Former President George HW Bush dead at age 94


Former President George HW Bush dead at age 94

George Herbert Walker Bush, the World War II veteran who was elected the 41st President of the United States and fathered the nation’s 43rd, died late Friday at the age of 94, his family announced in a statement.

Bush advocated a “kinder, gentler” conservatism, pursued policies that helped topple the Soviet empire and initiated military campaigns that ousted one foreign dictator and crippled another. He lived longer than any other U.S. president, and presided over the demise of the Cold War.

Wife Barbara died April 17 at age 92. Their 73-year marriage was longer than that of any presidential couple in U.S. history. Their children included former President George W. Bush and former Florida Gov. Jeb Bush.

A day after Mrs. Bush’s funeral on April 21, the senior Bush was admitted to Houston Methodist Hospital for a blood infection, a family spokesman said.

He had been taken there in April 2017 and in January 2017 for treatment related to pneumonia, family spokesman Jim McGrath said. During the January hospitalization, Barbara Bush was also treated there after experiencing fatigue and coughing. Their hospitalization came days after they had celebrated their 72nd wedding anniversary on Jan. 6, 2017.

The couple lived in Houston. During Hurricane Havey, which devastated the city in August 2017, Bush and his wife were in their second home in Kennebunkport, Maine. He praised the efforts of first responders and used Twitter to encourage people to donate to One America Appeal, a private relief fund coordinated by the five former U.S. presidents.

The son of a U.S. senator, Bush was the nation’s 41st president and was the father of the 43rd and of a former governor who had hoped to be No. 45.

Capping a long political career, including vice president under Ronald Reagan, the elder Bush was elected to the White House in 1988 on a ticket with Sen. Dan Quayle, defeating Democrat Michael Dukakis and running mate Sen. Lloyd Bentsen.

‘Kinder, gentler,’ but ‘no new taxes’

Months before the victory, Bush delivered what became known as his “thousand points of light” acceptance speech at the GOP National Convention at New Orleans’ Superdome.

While promising to fight for prayer in public schools and gun rights and against abortion, Bush tried to put a softer face on conservatism, striving to make America a “kinder, gentler” nation.

“Prosperity as a purpose means taking your idealism and making it concrete by certain acts of goodness,” he said. “It means helping a child from an unhappy home learn to read. … It means teaching troubled children through your presence that there is such a thing as reliable love.”

The speech wasn’t all “Kumbaya.” He promised a hard line against Democrats.

“The Congress will push me to raise taxes, and I’ll say no, and they’ll push, and I’ll say no, and they’ll push again. And I’ll say to them: ‘Read my lips, no new taxes.'”

It was a vow that came back to haunt him.

During the budget battle with majority Democrats in 1990, he accepted a compromise to raise several existing taxes. Although no new taxes were created, the decision proved costly. Bill Clinton seized upon the perceived flip-flop, helping him oust Bush after a single term despite the Republican’s major successes in foreign policy.

Sorry, Donald

Days before his January 2017 hospitalization, the senior Bush had sent a letter to President-elect Trump expressing regrets that he could not attend the Jan. 20, 2017, inauguration. With his flair for humor, Bush wrote: “My doctor says if I sit outside in January, it likely will put me six feet under.”

“I want you to know that I wish you the very best as you begin this incredible journey of leading our great country,” he added. “If I can ever be of help, please let me know.”

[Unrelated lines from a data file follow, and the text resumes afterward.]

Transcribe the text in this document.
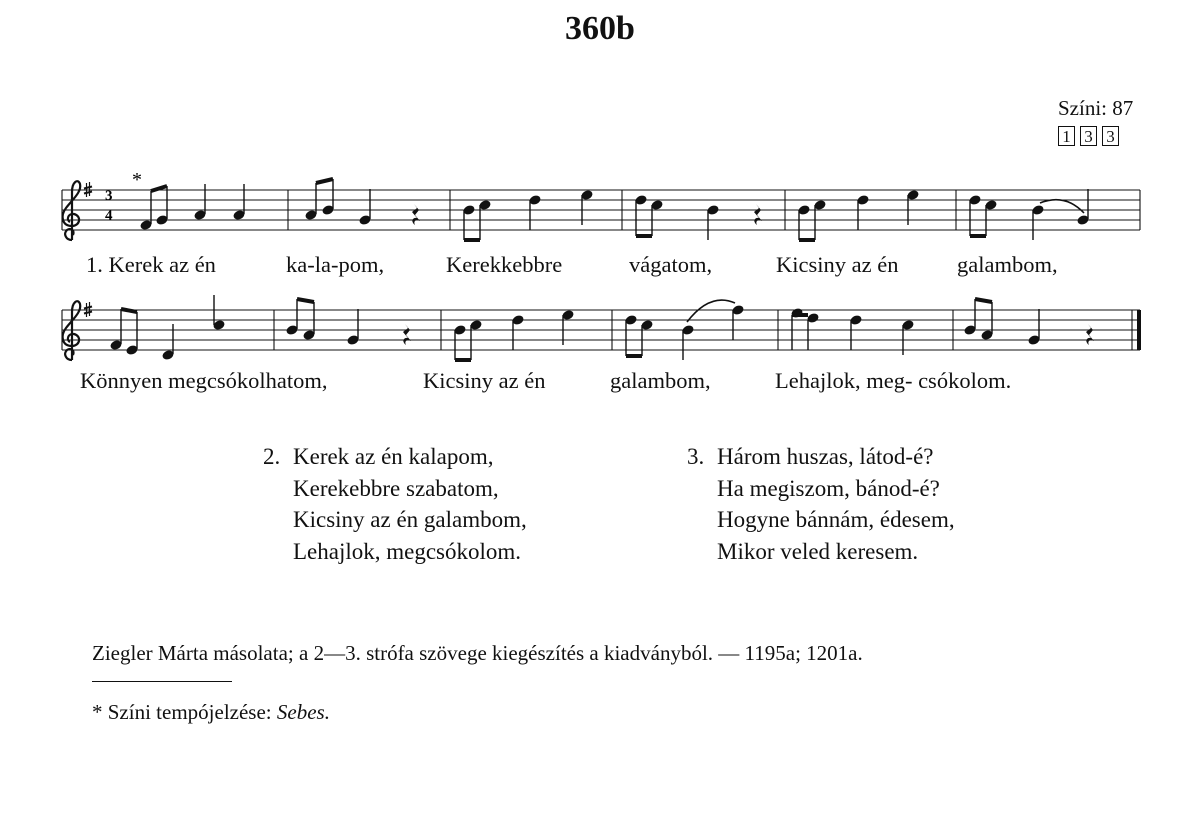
360b
Színi: 87
1 3 3
3
4
*
1. Kerek az én	ka-la-pom,	Kerekkebbre	vágatom,	Kicsiny az én	galambom,
Könnyen megcsókolhatom,	Kicsiny az én	galambom,	Lehajlok, meg- csókolom.
2. Kerek az én kalapom,
Kerekebbre szabatom,
Kicsiny az én galambom,
Lehajlok, megcsókolom.
3. Három huszas, látod-é?
Ha megiszom, bánod-é?
Hogyne bánnám, édesem,
Mikor veled keresem.
Ziegler Márta másolata; a 2—3. strófa szövege kiegészítés a kiadványból. — 1195a; 1201a.
* Színi tempójelzése: Sebes.
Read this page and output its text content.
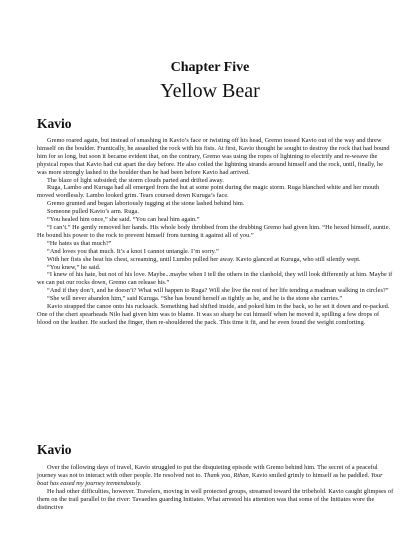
Chapter Five
Yellow Bear
Kavio

Gremo roared again, but instead of smashing in Kavio’s face or twisting off his head, Gremo tossed Kavio out of the way and threw himself on the boulder. Frantically, he assaulted the rock with his fists. At first, Kavio thought he sought to destroy the rock that had bound him for so long, but soon it became evident that, on the contrary, Gremo was using the ropes of lightning to electrify and re-weave the physical ropes that Kavio had cut apart the day before. He also coiled the lightning strands around himself and the rock, until, finally, he was more strongly lashed to the boulder than he had been before Kavio had arrived.

The blaze of light subsided; the storm clouds parted and drifted away.

Ruga, Lambo and Kuruga had all emerged from the hut at some point during the magic storm. Ruga blanched white and her mouth moved wordlessly. Lambo looked grim. Tears coursed down Kuruga’s face.

Gremo grunted and began laboriously tugging at the stone lashed behind him.

Someone pulled Kavio’s arm. Ruga.

“You healed him once,” she said. “You can heal him again.”

“I can’t.” He gently removed her hands. His whole body throbbed from the drubbing Gremo had given him. “He hexed himself, auntie. He bound his power to the rock to prevent himself from turning it against all of you.”

“He hates us that much?”

“And loves you that much. It’s a knot I cannot untangle. I’m sorry.”

With her fists she beat his chest, screaming, until Lumbo pulled her away. Kavio glanced at Kuruga, who still silently wept.

“You knew,” he said.

“I knew of his hate, but not of his love. Maybe...maybe when I tell the others in the clanhold, they will look differently at him. Maybe if we can put our rocks down, Gremo can release his.”

“And if they don’t, and he doesn’t? What will happen to Ruga? Will she live the rest of her life tending a madman walking in circles?”

“She will never abandon him,” said Kuruga. “She has bound herself as tightly as he, and he is the stone she carries.”

Kavio strapped the canoe onto his rucksack. Something had shifted inside, and poked him in the back, so he set it down and re-packed. One of the chert spearheads Nilo had given him was to blame. It was so sharp he cut himself when he moved it, spilling a few drops of blood on the leather. He sucked the finger, then re-shouldered the pack. This time it fit, and he even found the weight comforting.

Kavio

Over the following days of travel, Kavio struggled to put the disquieting episode with Gremo behind him. The secret of a peaceful journey was not to interact with other people. He resolved not to. Thank you, Rthan, Kavio smiled grimly to himself as he paddled. Your boat has eased my journey tremendously.

He had other difficulties, however. Travelers, moving in well protected groups, streamed toward the tribehold. Kavio caught glimpses of them on the trail parallel to the river: Tavaedies guarding Initiates. What arrested his attention was that some of the Initiates wore the distinctive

Trump, however, didn’t get any help from the elder Bush to reach the White House. The former president confirmed to author Mark K. Updegrove that he voted for Hillary Clinton in the Democrat’s failed run against Trump. The former president said in Updegrove’s 2017 book “The Last Republicans” that he considered Trump a “blowhard.”

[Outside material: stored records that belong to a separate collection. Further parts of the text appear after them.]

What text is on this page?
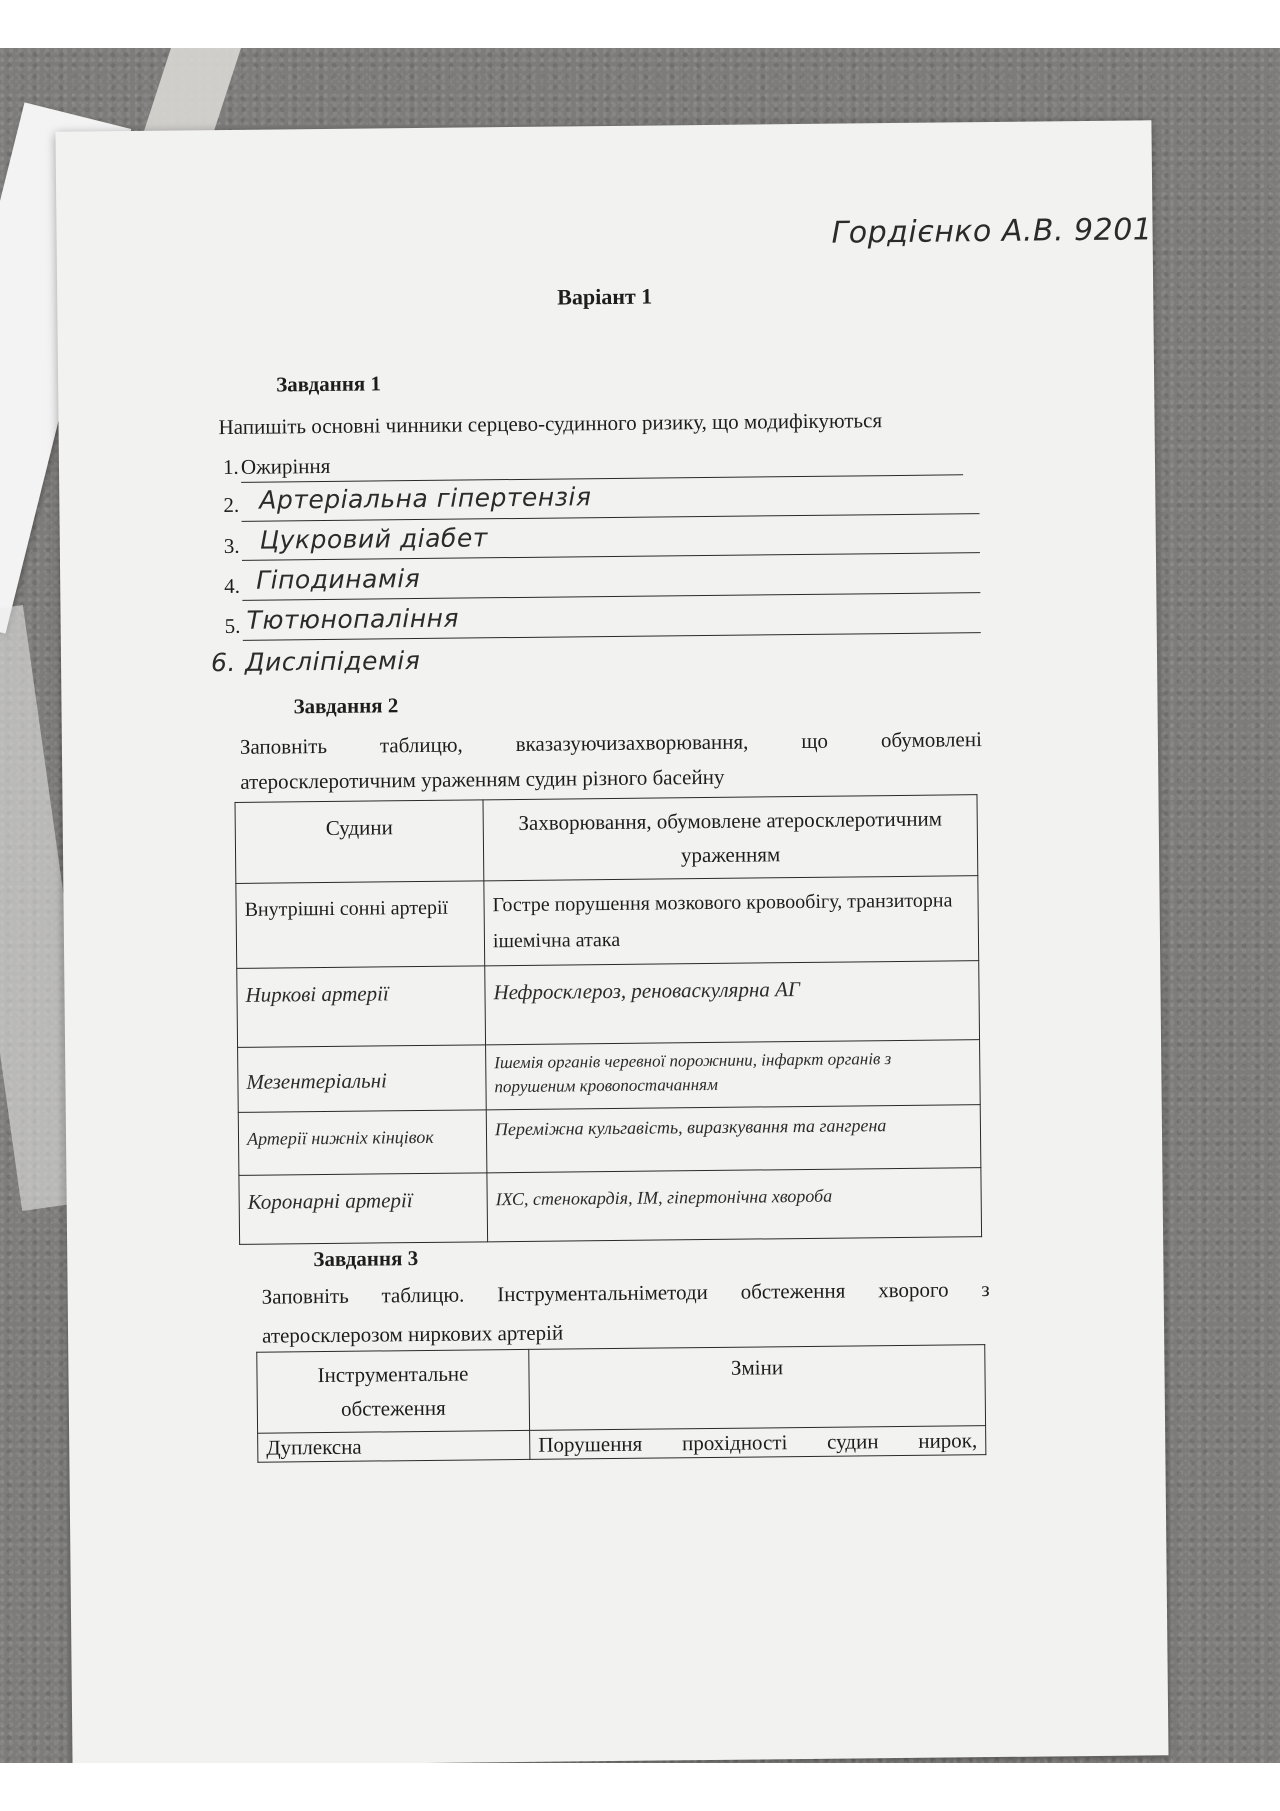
Гордієнко А.В. 9201
Варіант 1
Завдання 1
Напишіть основні чинники серцево-судинного ризику, що модифікуються
1. Ожиріння
2. Артеріальна гіпертензія
3. Цукровий діабет
4. Гіподинамія
5. Тютюнопаління
6. Дисліпідемія
Завдання 2
Заповніть	таблицю,	вказазуючизахворювання,	що	обумовлені
атеросклеротичним ураженням судин різного басейну
Судини	Захворювання, обумовлене атеросклеротичним ураженням
Внутрішні сонні артерії	Гостре порушення мозкового кровообігу, транзиторна ішемічна атака
Ниркові артерії	Нефросклероз, реноваскулярна АГ
Мезентеріальні	Ішемія органів черевної порожнини, інфаркт органів з порушеним кровопостачанням
Артерії нижніх кінцівок	Переміжна кульгавість, виразкування та гангрена
Коронарні артерії	ІХС, стенокардія, ІМ, гіпертонічна хвороба
Завдання 3
Заповніть таблицю. Інструментальніметоди обстеження хворого з
атеросклерозом ниркових артерій
Інструментальне обстеження	Зміни
Дуплексна	Порушення прохідності судин нирок,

Bush, who watched Trump’s inauguration from the hospital with his wife, son Neil and daughter-in-law Maria, was released from the hospital on Jan. 30, a week after his wife. Days later, he was well enough to toss the coin from his wheelchair at Super Bowl LI in Houston.

In addition to sons George W., Jeb and Neil, survivors include son Marvin and daughter Dorothy Bush Koch.